We are given two inequalities:

1. $17 < x + 10$
2. $19 \geq x + 10$

Let's solve each inequality separately.

Solving the first inequality:

$17 < x + 10$ Subtract 10 from both sides: $17 - 10 < x$ $7 < x$ This simplifies to: $x > 7$

Solving the second inequality:

$19 \geq x + 10$ Subtract 10 from both sides: $19 - 10 \geq x$ $9 \geq x$ This simplifies to: $x \leq 9$

Combined solution:

From the first inequality, we have $x > 7$, and from the second inequality, we have $x \leq 9$.

Thus, the solution is: $7 < x \leq 9$

This means that $x$ is greater than 7 and less than or equal to 9.

Would you like more details or further explanation on any part?

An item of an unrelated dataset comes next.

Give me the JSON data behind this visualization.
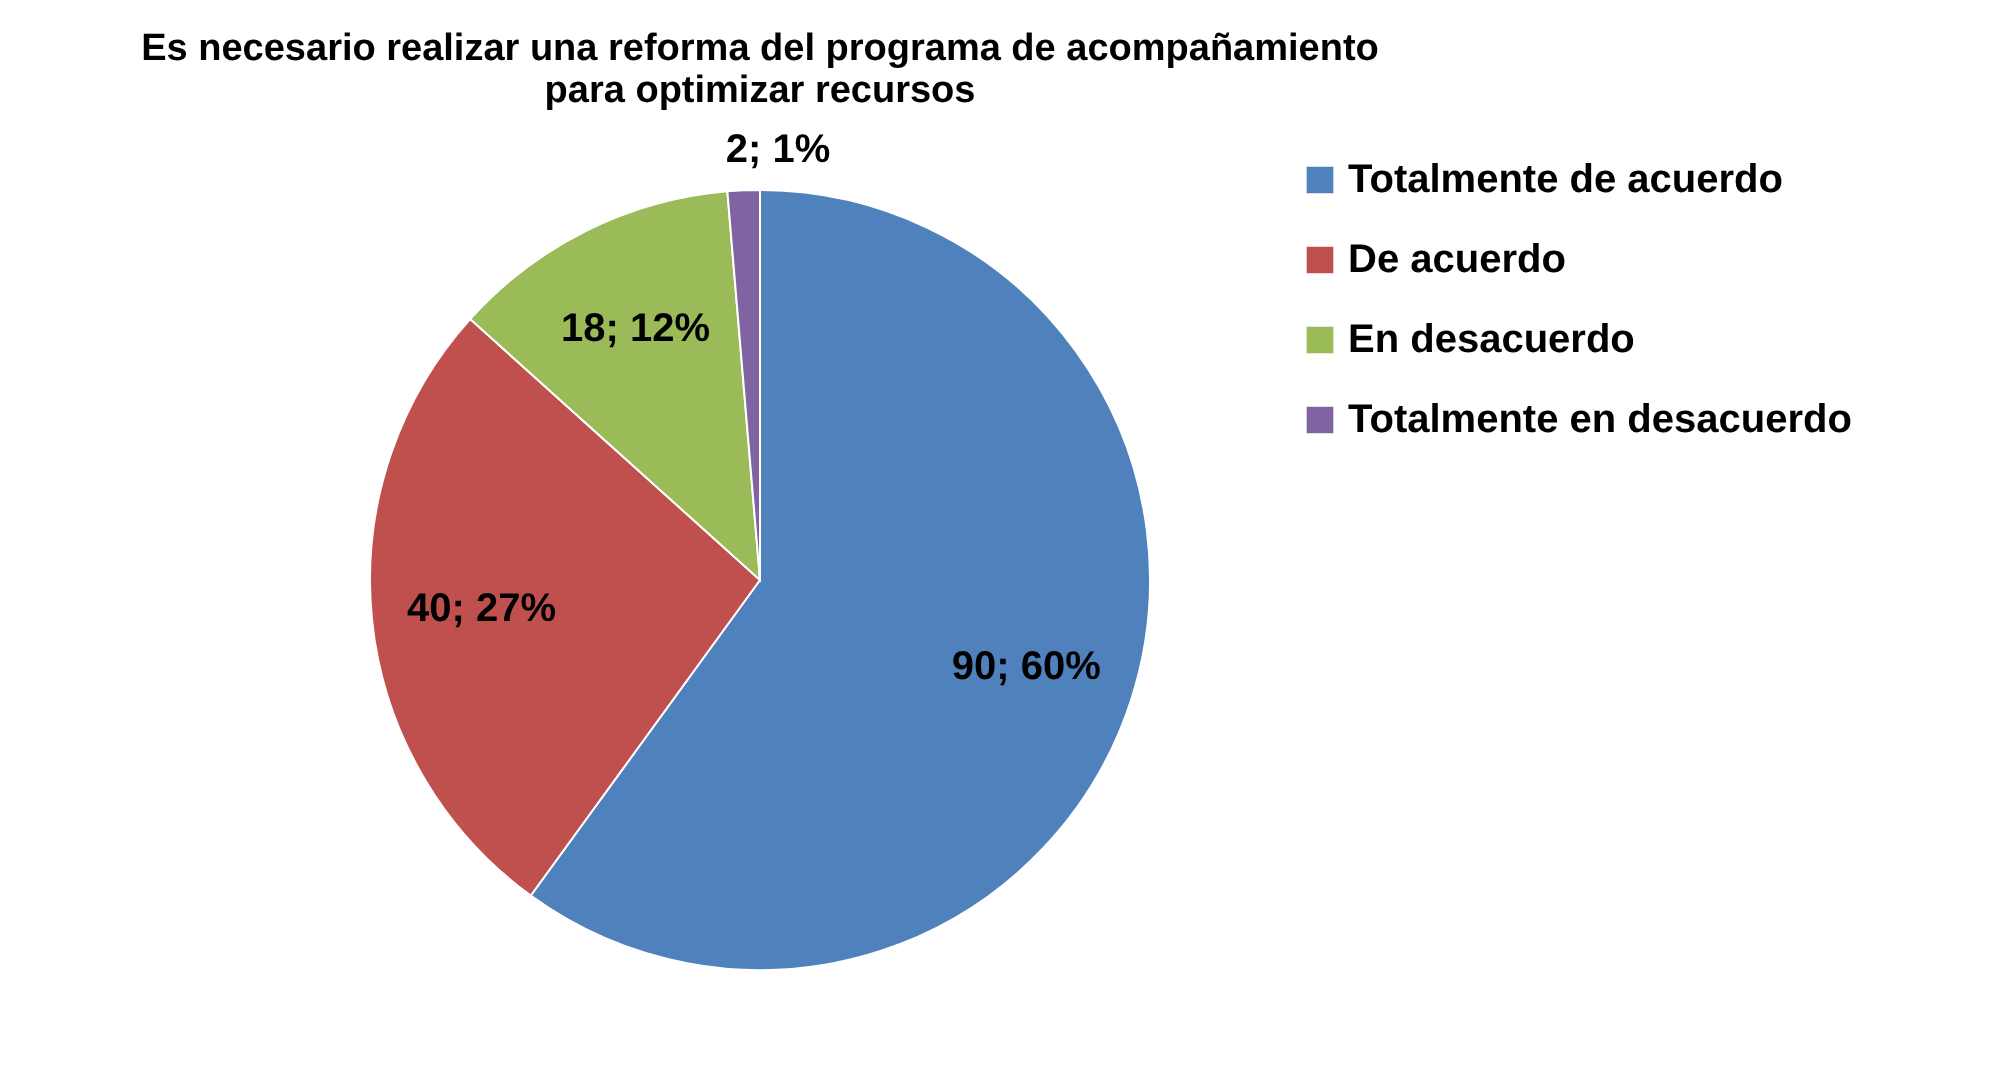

Here are some related questions for further practice:

1. Solve: $5 < 2x + 3 \leq 13$
2. Solve: $3x - 4 > 2$ and $7 - 2x \geq 5$
3. Solve: $4 \leq x - 7 < 10$
4. Solve: $12 \geq 2x + 4$ and $3x - 5 < 7$
5. Solve the system of inequalities: $x + 6 > 8$ and $x + 2 \leq 12$

Tip: When solving inequalities, always reverse the inequality symbol if you multiply or divide both sides by a negative number.